How do you handle browser-specific styling issues?
CSSThe short answer
Browser-specific issues happen because different browsers render CSS slightly differently. The main strategies are: use a CSS reset or normalize stylesheet, check browser support on caniuse.com before using new features, use vendor prefixes when needed, and test across browsers regularly.
CSS reset vs normalize
Reset — removes all default browser styles:
* { margin: 0; padding: 0; box-sizing: border-box;}Normalize — makes default styles consistent across browsers without removing them completely. Libraries like normalize.css smooth out the differences.
Most projects use one of these as a starting point so you are working from a consistent baseline.
Checking browser support
Before using a new CSS feature, check support on caniuse.com. For features that are not fully supported, use fallbacks:
/* Fallback for older browsers */.container { display: flex;}/* Use grid if supported */@supports (display: grid) { .container { display: grid; grid-template-columns: 1fr 1fr 1fr; }}@supports lets you use modern features while providing a fallback for older browsers.
Vendor prefixes
Some CSS properties needed vendor prefixes for older browser versions:
.element { -webkit-backdrop-filter: blur(10px); backdrop-filter: blur(10px);}Today, tools like Autoprefixer add these automatically during the build process. You rarely need to write them manually.

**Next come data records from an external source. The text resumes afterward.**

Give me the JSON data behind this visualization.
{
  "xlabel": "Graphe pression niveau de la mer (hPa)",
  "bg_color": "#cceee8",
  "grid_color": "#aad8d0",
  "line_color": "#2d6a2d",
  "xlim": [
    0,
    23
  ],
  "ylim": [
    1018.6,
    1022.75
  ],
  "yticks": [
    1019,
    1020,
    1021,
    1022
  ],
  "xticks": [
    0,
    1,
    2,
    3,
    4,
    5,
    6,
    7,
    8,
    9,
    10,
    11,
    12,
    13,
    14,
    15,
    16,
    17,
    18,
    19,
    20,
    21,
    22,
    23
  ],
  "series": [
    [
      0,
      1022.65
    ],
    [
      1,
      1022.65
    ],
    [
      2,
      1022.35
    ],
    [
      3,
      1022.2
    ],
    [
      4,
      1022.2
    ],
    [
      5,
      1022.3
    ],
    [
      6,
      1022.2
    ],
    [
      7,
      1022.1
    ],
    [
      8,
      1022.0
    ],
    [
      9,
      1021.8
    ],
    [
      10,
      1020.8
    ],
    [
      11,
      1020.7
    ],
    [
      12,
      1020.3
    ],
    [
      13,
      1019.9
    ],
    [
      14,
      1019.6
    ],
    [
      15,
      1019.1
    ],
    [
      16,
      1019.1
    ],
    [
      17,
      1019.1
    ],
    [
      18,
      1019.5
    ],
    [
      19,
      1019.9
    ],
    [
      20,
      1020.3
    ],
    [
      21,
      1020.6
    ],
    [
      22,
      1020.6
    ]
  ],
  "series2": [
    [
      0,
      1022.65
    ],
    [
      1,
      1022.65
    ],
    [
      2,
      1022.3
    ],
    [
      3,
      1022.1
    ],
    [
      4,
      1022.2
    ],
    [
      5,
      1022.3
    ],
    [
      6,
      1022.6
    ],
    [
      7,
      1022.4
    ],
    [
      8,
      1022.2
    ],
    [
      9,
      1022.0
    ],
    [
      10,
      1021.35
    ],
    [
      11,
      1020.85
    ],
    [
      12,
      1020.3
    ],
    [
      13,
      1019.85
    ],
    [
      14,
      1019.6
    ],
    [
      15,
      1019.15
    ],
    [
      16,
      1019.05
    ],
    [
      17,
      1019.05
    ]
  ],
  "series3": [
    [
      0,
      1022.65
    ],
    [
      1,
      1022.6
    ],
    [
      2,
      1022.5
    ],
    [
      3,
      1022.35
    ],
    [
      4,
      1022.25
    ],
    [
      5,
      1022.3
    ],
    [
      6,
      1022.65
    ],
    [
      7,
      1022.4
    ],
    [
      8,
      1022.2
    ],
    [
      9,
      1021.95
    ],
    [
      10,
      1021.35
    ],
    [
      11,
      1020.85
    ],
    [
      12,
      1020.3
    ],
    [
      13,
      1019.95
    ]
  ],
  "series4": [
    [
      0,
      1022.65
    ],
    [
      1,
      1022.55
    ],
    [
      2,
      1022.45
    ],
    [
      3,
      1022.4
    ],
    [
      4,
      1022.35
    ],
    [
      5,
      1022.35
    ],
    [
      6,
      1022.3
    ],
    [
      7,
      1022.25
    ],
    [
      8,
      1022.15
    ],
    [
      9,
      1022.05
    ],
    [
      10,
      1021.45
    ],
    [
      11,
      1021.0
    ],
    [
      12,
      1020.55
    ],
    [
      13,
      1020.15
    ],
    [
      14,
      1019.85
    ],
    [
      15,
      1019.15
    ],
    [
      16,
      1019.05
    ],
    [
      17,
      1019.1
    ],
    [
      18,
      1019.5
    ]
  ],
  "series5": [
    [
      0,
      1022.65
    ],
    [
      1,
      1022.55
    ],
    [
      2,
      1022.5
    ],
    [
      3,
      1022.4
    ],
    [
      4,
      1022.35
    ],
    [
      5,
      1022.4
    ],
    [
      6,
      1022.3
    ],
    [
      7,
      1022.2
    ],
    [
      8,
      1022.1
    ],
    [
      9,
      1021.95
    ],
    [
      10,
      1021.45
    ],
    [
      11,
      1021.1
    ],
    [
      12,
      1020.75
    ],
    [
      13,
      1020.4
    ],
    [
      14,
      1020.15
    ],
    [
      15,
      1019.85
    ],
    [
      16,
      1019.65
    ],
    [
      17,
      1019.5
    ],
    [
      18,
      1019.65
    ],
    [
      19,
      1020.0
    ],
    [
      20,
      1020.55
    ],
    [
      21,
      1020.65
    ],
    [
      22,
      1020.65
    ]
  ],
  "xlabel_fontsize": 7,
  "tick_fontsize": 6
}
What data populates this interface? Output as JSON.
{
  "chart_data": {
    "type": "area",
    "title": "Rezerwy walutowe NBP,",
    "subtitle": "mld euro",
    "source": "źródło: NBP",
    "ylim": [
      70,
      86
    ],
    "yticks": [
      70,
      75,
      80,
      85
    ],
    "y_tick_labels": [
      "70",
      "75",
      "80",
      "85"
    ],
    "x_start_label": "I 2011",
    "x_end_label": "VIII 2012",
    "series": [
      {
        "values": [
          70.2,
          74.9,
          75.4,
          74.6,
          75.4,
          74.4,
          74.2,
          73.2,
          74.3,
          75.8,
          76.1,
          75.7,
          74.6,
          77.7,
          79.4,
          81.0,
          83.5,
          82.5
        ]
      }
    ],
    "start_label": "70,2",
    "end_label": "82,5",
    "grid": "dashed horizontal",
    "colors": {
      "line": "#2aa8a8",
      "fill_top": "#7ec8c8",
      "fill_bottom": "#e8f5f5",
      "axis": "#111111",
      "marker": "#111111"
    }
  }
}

Common cross-browser issues
- Font rendering — fonts look different across OS/browsers. Use
-webkit-font-smoothing: antialiasedon macOS. - Scrollbar styling — different on each browser. Use
::-webkit-scrollbarfor Chrome/Safari. - Form elements — inputs and buttons look different in every browser. Reset their appearance with
appearance: none. - Flexbox gaps —
gapin flexbox was not supported in older Safari. Check caniuse.
Testing
- Test in Chrome, Firefox, Safari, and Edge at minimum
- Use browser DevTools to simulate different screen sizes
- Tools like BrowserStack let you test on real devices remotely
Interview Tip
Cover three things: start with a reset/normalize, check caniuse before using new features, and use @supports for progressive enhancement. Mentioning Autoprefixer for vendor prefixes shows you know the modern toolchain.
Why interviewers ask this
Cross-browser issues are a reality of frontend development. Interviewers want to see if you have dealt with them, if you know the tools and techniques, and if you test across browsers. This shows practical experience building production websites.